Source tree analyzed: /home/dev/xmrig (C++ xmrig fork, "miner113"/"Duke Leto" DragonX additions). Scope: ONLY the RX_DRAGONX (DragonX / Hush Smart Chain) algorithm path. All line references are to files under /home/dev/xmrig/.

TL;DR for the pool implementer:

• Stratum algo string is exactly rx/dragonx.
• DragonX header (pre-nonce) is 108 bytes; the full hashed blob is 140 bytes (108 header + 32-byte nonce). Pool may send the blob either as a 140-byte hex blob (standard job notify) or as a Zcash-style mining.notify params array.
• Nonce is a 32-byte field at offset 108 (nonceOffset()=108, nonceSize()=32).
• In pool/stratum mode only the uint32 at bytes [108:112] of the nonce varies, starting from 0 with no randomization, driven by the global atomic counter. Bytes [112:140] stay exactly as the pool sent them in the blob (normally all zero). There is no pool-assigned extra_nonce applied to the DragonX nonce. => Two miners on the same job WILL scan identical nonce values unless the pool differentiates the blob per-connection. See §3 "BOTTOM LINE".
• Submit JSON: {id, job_id, nonce(64 hex = 32 bytes), result(64 hex = 32-byte RandomX hash), algo:"rx/dragonx"}.
• Share filter = double_sha256(140-byte header || 0x20 || rx_hash); submit if the last 8 bytes (little-endian uint64 at offset 24) < job.target(). Same metric for shares and blocks (no separate block-target check).

---

1. ALGORITHM IDENTITY

Enum / id

• Algorithm::RX_DRAGONX = 0x72151264 — src/base/crypto/Algorithm.h:83.
• Family is computed as id & 0xff000000 for non-CN algos: 0x72151264 & 0xff000000 = 0x72000000 = RANDOM_X (src/base/crypto/Algorithm.h:98 RANDOM_X = 0x72000000, :180 family()). So RX_DRAGONX.family() == Algorithm::RANDOM_X. This matters: all the family()==RANDOM_X branches in the miner apply to DragonX.
• l2()/l3() derive from the id bytes like other RandomX algos (Algorithm.h:178); DragonX uses the standard RandomX scratchpad size (2 MiB) via its config (see below).

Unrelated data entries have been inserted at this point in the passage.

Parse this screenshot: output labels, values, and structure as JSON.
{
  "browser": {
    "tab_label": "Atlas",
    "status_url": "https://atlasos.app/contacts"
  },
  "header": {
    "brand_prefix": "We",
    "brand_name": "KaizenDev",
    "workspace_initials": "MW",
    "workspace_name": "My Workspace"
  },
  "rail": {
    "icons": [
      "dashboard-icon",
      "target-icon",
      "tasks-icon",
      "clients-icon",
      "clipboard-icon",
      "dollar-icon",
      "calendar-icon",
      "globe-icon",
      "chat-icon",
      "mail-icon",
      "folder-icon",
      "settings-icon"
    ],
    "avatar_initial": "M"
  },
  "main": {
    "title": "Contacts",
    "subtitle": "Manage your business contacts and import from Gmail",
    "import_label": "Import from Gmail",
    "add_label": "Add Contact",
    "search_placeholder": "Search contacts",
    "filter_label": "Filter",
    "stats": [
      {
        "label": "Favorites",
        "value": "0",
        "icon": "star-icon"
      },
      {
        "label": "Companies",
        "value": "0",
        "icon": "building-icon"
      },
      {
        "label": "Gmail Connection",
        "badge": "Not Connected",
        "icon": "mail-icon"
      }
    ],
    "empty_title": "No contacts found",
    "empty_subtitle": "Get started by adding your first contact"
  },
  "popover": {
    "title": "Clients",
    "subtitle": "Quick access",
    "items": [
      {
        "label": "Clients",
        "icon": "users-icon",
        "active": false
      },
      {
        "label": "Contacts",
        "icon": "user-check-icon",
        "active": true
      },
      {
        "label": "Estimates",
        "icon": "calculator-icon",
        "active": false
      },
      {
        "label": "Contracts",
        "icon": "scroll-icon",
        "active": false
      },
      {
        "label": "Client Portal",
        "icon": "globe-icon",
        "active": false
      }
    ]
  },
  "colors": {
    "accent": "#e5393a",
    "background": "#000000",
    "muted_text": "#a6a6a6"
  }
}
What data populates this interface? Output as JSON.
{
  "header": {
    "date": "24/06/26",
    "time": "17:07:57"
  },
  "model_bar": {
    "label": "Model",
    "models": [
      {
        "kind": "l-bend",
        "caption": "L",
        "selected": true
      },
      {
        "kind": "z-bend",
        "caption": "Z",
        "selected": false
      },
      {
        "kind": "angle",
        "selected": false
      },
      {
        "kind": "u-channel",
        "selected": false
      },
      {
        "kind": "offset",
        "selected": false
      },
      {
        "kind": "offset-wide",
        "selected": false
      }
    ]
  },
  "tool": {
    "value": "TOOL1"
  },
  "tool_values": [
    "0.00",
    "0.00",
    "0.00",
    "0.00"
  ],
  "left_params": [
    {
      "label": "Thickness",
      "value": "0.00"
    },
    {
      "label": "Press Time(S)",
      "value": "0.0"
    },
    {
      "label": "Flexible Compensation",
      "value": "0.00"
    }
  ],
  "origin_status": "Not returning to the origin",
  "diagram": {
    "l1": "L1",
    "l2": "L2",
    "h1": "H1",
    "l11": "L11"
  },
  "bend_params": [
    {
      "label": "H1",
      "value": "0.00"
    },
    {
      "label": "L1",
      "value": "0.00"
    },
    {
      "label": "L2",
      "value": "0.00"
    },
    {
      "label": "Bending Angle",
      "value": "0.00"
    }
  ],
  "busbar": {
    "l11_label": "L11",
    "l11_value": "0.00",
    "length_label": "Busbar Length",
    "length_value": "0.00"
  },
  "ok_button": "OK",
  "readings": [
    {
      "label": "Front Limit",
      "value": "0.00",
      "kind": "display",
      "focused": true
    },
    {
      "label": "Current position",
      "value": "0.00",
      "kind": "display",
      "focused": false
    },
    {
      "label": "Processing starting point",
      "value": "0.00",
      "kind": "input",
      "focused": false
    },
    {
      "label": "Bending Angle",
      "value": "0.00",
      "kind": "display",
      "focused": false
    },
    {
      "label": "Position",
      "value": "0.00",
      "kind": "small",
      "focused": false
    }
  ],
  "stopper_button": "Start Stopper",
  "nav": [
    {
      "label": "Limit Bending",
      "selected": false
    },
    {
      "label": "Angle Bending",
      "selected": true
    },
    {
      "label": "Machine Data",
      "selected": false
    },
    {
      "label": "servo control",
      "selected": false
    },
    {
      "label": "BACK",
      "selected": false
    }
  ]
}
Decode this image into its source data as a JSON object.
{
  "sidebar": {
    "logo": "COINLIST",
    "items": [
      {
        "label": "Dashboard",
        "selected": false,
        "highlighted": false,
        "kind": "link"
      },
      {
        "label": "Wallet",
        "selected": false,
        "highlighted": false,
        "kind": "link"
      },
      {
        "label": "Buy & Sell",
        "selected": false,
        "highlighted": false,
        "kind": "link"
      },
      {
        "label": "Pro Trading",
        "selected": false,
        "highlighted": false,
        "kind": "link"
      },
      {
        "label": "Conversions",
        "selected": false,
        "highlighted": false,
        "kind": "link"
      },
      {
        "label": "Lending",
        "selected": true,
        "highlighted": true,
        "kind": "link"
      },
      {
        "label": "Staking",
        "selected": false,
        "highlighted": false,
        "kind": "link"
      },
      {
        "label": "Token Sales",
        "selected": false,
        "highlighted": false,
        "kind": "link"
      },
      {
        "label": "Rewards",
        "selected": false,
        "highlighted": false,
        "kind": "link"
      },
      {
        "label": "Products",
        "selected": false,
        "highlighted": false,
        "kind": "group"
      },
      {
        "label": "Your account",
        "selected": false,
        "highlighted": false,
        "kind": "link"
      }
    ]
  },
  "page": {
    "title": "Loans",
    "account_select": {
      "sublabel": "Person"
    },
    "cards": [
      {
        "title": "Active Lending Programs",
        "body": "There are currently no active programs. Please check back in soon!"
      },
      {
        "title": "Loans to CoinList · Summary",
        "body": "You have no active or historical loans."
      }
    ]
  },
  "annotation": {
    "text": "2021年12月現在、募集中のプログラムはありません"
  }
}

Stratum algo string (the exact "algo" JSON value)

• Canonical name string: "rx/dragonx" — src/base/crypto/Algorithm.cpp:87 (kRX_DRAGONX = "rx/dragonx"), registered in kAlgorithmNames at :154 via ALGO_NAME(RX_DRAGONX). Algorithm::name() returns this string, and it is what gets put into the submit algo field (§4).
• Accepted aliases (case-insensitive, kAlgorithmAliases, src/base/crypto/Algorithm.cpp:270-272):
  • "rx/dragonx" (auto, from name)
  • "randomx/dragonx"
  • "randomdragonx"
  • "dragonx"
• The pool may name the algo via the pool config "algo": "rx/dragonx" and/or "coin": "dragonx" (see config-dragonx.json lines 8-9). When a job carries an "algo" string it is parsed by job.setAlgorithm(algo) (Client.cpp:382); otherwise the coin's algorithm is inferred from the blob version byte (Client.cpp:384-390). Note: RX_DRAGONX is not present in Coin.cpp's coin table, so coin-based inference does not map to DragonX; the "algo" string (or pool algorithm() default) is the reliable identity. The Zcash-style mining.notify path keys off m_pool.algorithm() == RX_DRAGONX (Client.cpp:815).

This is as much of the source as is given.